ICO Issues First Data Loss Fines

The Information Commissioner has issued two fines for data loss and breaches of the Data Protection Act, bringing to an end months of speculation over when it would use powers it gained in April, to penalise negligent organisations.

Hertfordshire County Council has been ordered to pay a fine of £100,000 for revealing details of a sex abuse case to a member of the public, and employment agency A4e has been fined £60,000 for losing a laptop which contained the unencrypted details of thousands of people.

Fax revelations get first big fine

Hertfordshire’s fine is for information revealed through fax messages, rather than more modern technology. On two occasions, the council sent faxes to the wrong recipients, revealing personal details of two sex abuse cases.

The first fax went to a member of the public instead of a barrister, while the second one went to a barrister when it should have gone to Watford County Council. Both revealed details of child abuse cases, including previous convictions, case workers’ opinions and childcare details.

In the first case, the council obtained a court injunction preventing further spread of the information, and reported itself to the Information Commissioner’s Office. “We are sorry that these mistakes happened and have put processes in place to try and prevent any recurrence,” said a council statement.

Stolen laptop warrants penalty

“It is difficult to imagine information more sensitive than that relating to a child sex abuse case,” said the Commissioner, Christopher Graham (left). “I am concerned at this breach – not least because the local authority allowed it to happen twice within two weeks.”

Although the ICO has asked for jail sentences for offenders, it  has so far been hesitant to issue fines, despite a regular stream of lost USB sticks, hard drives and laptops which expose people’s personal data.
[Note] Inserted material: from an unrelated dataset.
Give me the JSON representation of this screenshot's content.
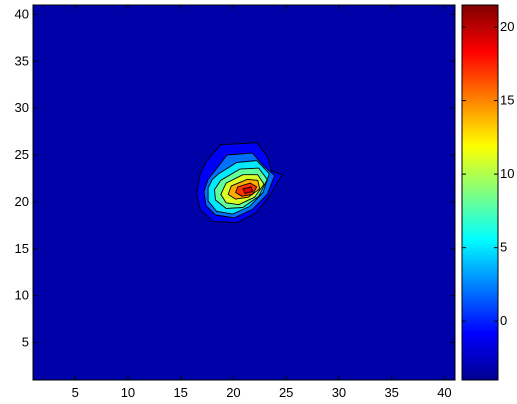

The NHS has been particularly careless with people’s details, according to ICO information.

The ICO was branded “Keystone Kops” by Conservative MP Robert Halfon for its failure to crack down on Google over the  high-profile WiSpy incident, in which some Wi-fi data was accidentally snooped by Street View cars.

Meanwhile, a worker at Sheffield-based A4e had a laptop stolen from his home, where he had been working on records of 24,000 people who used legal advice centres in Hull and Leicester. The data was unencrypted, and the thief made an attempt to access it.

A4e also reported itself to the ICO, and notified people whose data might have been compromised.

Mr Graham was less concerned about the A4e breach, but said it “also warranted nothing less than a monetary penalty as thousands of people’s privacy was potentially compromised by the company’s failure to take the simple step of encrypting the data”.